Why The Audio Compression Format Impacts the Speech to Text Transcription Accuracy

Marco Noel
IBM Watson Speech Services
5 min readDec 21, 2020
Photo by Standsome Worklifestyle on Unsplash

Although Watson Speech to Text supports multiple audio file formats, they do not deliver the same level of accuracy. Not all audio formats are created equal! Accuracy is a top priority for many of our customers, especially when transcribing calls to extract insights, what we often call the “call analytics” use case. In this article, I will explain why audio compression matters and provide some recommendations around what to do with it under specific situations.

To compress or NOT to compress: that is the question…

Photo by Rohit Farmer on Unsplash

For speech recognition, there are three key factors that might influence your choice when converting or exporting audio files:

  • File size limit: Watson Speech to Text service supports audio file sizes up to 100 Mb when using our synchronous / live stream endpoint (/recognize).

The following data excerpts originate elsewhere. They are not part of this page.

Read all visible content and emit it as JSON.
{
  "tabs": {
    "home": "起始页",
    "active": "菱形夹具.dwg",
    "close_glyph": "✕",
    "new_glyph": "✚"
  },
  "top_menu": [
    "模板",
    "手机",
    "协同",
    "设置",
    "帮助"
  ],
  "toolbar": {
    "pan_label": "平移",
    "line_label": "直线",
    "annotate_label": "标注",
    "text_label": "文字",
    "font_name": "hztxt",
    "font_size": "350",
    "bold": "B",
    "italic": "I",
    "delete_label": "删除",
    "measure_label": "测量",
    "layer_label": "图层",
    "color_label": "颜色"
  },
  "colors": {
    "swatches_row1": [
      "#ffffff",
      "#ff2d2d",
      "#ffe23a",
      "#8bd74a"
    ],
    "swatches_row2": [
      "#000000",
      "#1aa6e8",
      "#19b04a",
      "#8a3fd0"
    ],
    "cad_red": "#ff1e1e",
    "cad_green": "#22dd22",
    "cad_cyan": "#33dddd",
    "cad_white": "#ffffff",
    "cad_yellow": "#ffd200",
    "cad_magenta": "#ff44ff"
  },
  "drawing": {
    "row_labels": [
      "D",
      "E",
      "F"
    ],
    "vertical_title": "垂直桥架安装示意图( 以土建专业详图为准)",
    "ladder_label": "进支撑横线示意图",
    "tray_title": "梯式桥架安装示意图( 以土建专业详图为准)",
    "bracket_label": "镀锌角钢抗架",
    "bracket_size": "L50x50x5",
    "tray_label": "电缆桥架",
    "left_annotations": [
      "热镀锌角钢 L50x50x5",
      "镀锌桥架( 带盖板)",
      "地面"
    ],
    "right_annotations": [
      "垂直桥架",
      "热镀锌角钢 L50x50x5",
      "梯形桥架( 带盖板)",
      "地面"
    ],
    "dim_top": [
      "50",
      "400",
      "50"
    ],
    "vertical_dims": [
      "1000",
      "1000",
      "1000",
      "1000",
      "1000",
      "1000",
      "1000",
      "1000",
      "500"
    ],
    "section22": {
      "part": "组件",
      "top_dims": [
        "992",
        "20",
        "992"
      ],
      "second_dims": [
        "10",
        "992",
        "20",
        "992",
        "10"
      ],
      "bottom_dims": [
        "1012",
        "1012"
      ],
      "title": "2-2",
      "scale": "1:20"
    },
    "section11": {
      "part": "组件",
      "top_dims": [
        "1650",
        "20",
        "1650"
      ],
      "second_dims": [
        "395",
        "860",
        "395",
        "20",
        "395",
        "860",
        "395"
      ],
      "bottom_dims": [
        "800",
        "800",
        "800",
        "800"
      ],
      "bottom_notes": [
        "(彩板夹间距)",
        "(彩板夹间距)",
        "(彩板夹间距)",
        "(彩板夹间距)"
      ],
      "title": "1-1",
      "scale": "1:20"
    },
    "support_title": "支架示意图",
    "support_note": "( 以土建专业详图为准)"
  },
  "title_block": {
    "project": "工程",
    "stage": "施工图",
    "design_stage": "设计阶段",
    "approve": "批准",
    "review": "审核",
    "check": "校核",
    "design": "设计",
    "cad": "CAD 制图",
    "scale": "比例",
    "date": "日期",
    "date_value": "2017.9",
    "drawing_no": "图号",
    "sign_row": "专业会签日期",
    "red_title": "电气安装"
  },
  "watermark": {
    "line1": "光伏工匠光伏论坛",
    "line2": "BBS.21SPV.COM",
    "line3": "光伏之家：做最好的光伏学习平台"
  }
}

Anything higher than 100 Mb and up to 1 Gb file size, you have to use our asynchronous endpoint (/recognitions). File size determines the endpoint, regardless of audio formats.
  • Call duration : This obviously has a direct impact on the audio file size. For general calls between an agent and a user, I have not seen anything exceeding 30 minutes, which in this case, would not require compression. Of course, if your use case deals with meetings or workshops, they can easily exceed 60 minutes.
  • Data Volume : The more audio data you can send to the service, the more you can process, the faster you get results.

Don’t forget: you get billed for audio minutes transcribed, not file size uploads.

Compression reduces the size of your audio files, which should increase how quickly you get results, so it should be a good thing then, right? But what about speech accuracy?

Lossless vs lossy compression: I can’t hear the difference so why should I care…

One very important factor to always consider for speech accuracy is the integrity of its audio features. When you listen to the audio, you might not hear the difference, but for speech recognition, it is a big deal. Depending on which compression you choose, it can have a direct impact on the speech accuracy.

Let me try to explain the difference between the two types of compression:

Lossless : the audio file size is compressed but it does not impact the audio quality. It’s like a zip file format for audio files. When decompressed, you recover the original quality. The most common one is Free Lossless Audio Codec (FLAC).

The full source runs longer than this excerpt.